Nagging questions about New Frontier Bank

New Frontier Bank made the front page of yesterday’s Wall Street Journal with an article titled “Town’s Friendly Bank Left Nasty Mess.” 

What is left out of the article is just how bad the economic impact will be.  Good and bad loans will be packaged and sold for pennies on the dollar to large investment firms or hedge funds.  According to the FDIC, the terms of the original loan remain in place unless borrowers are as little as one day late on one payment. That note may get called in.  Can’t pay? Tough.  You aren’t negotiating with your local banker anymore.   Loan managers may begin foreclosure and sell off the assets.  From what I understand sale of bundled loans will begin later this summer.  We will begin to see the fallout by the end of 2009.  So much for our late year recovery.

Denver gets our water. We get  property devaluations, dried up farm land, double digit unemployment and a depressed tax base.  Despite how bleak that picture looks, we will recover.  It may take 3 to 5 years but we will recover.

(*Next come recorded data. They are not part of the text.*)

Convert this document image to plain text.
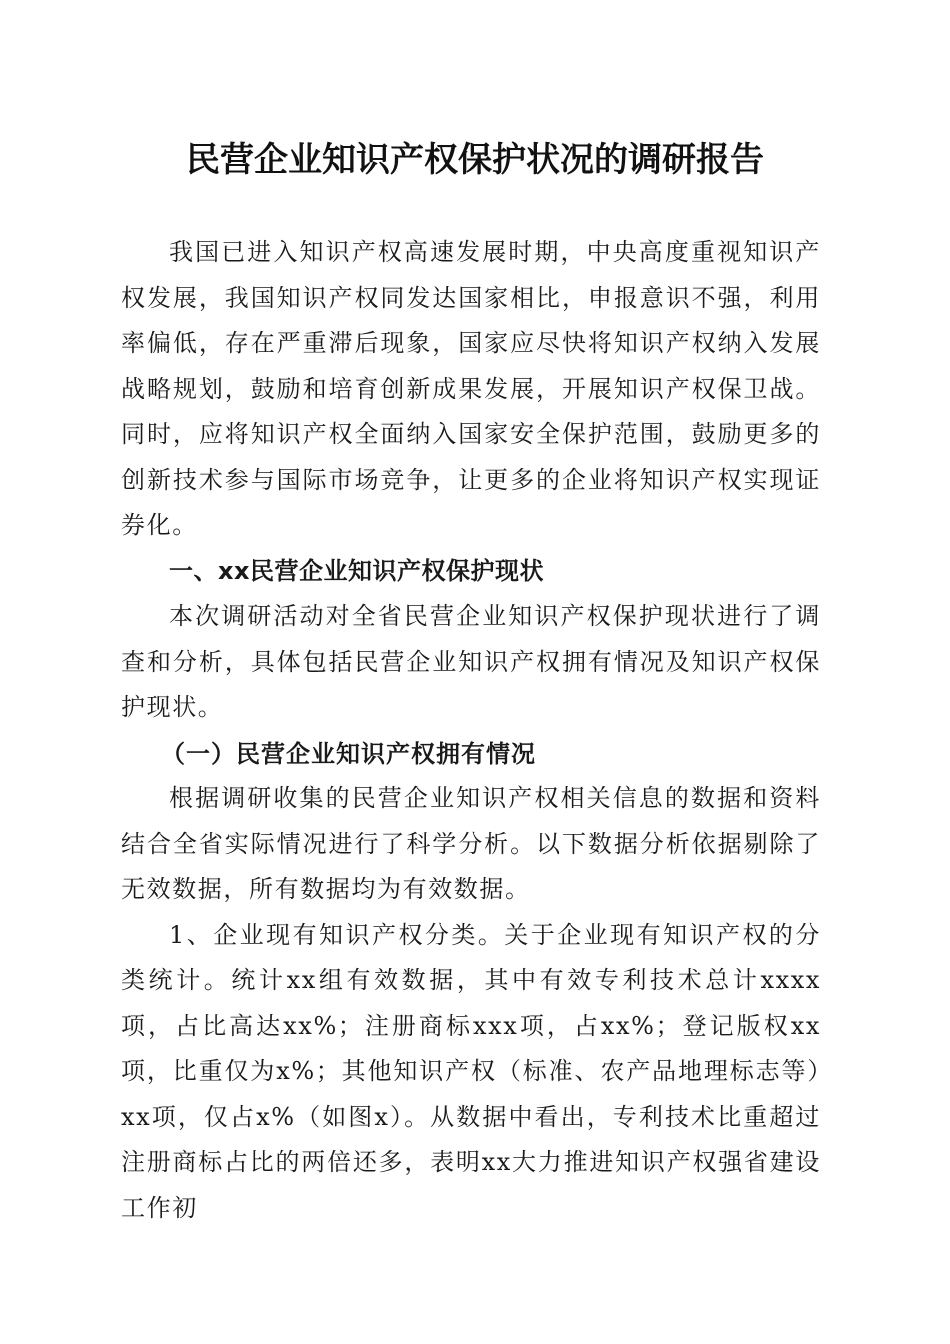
民营企业知识产权保护状况的调研报告

我国已进入知识产权高速发展时期，中央高度重视知识产权发展，我国知识产权同发达国家相比，申报意识不强，利用率偏低，存在严重滞后现象，国家应尽快将知识产权纳入发展战略规划，鼓励和培育创新成果发展，开展知识产权保卫战。同时，应将知识产权全面纳入国家安全保护范围，鼓励更多的创新技术参与国际市场竞争，让更多的企业将知识产权实现证券化。

一、xx民营企业知识产权保护现状

本次调研活动对全省民营企业知识产权保护现状进行了调查和分析，具体包括民营企业知识产权拥有情况及知识产权保护现状。

（一）民营企业知识产权拥有情况

根据调研收集的民营企业知识产权相关信息的数据和资料结合全省实际情况进行了科学分析。以下数据分析依据剔除了无效数据，所有数据均为有效数据。

1、企业现有知识产权分类。关于企业现有知识产权的分类统计。统计xx组有效数据，其中有效专利技术总计xxxx项，占比高达xx%；注册商标xxx项，占xx%；登记版权xx项，比重仅为x%；其他知识产权（标准、农产品地理标志等）xx项，仅占x%（如图x）。从数据中看出，专利技术比重超过注册商标占比的两倍还多，表明xx大力推进知识产权强省建设工作初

Something to keep in mind, bank regulators audited NFB loans every six months and never found a problem with them until the end of 2007 when the economy was headed south.   NFB complied with new regulations but the economy continued to tank. 

According to bank insiders, at the end of 2008 NFB applied for $42 million in TARP funds but Governor Bill Ritter would not sign a letter of recommendation so FDIC Chair Shelia Bair wouldn’t approve the request.  A request to Ken Salazar to intervene got little response during last fall’s busy campaign season. 

Also according to those involved in negotiations, the FDIC nixed a plan that would have brought in much needed capital from an investment group out of Boulder.  News reports say that the deal “fell through” but some of parties involved insist that is not the case claiming the FDIC targeted NFB for closure.

Question number one: If NFB had been approved for the TARP funds, would that have improved the bank’s balance sheet enough to weather the current recession?  In other words, would $42 million in taxpayer dollars have saved the $670 million that it now is costing to fix the mess? 

Question number two: If the FDIC hadn’t stopped the sale of NFB to the Boulder group, would NFB have been able to survive — saving taxpayers millions and Northern Colorado from the pending economic devastation.

I do not support bailouts.   The worst thing about them, is that the government gets to pick winners and losers.  Clearly, Northern Colorado has been tagged a loser.   It’s also clear that those in charge underestimated the pain of closing NFB versus keeping it afloat with TARP money.  We are in uncharted waters.  In my opinion, neither the FDIC, Governor Ritter (he signed the closure order), nor our congressional delegation (Congresswoman Markey and Senators Benett and Udall) ever grasped the magnitude of the situation.  The economic multiplier effect will be in the billions of dollars.  This is our economic tsunami.  

The collapse of NFB will be the biggest issue in Northern Colorado (especially the 4th CD) of the 2010 election.

For those who want to skewer NFB management, I understand your anger but I don’t want to use them as a poster child for why the FDIC should shutter all community banks.  NFB isn’t the only one (and there will be more).  Community banks are imperative to economic growth in small communities that don’t have connections to national financial institutions.  I think this quote from Windsor Mayor John Vazquez sums it up perfectly, ”At community banks it’s not all about performance and projections…It’s about belief in the individual, the guy you sit next to in church.”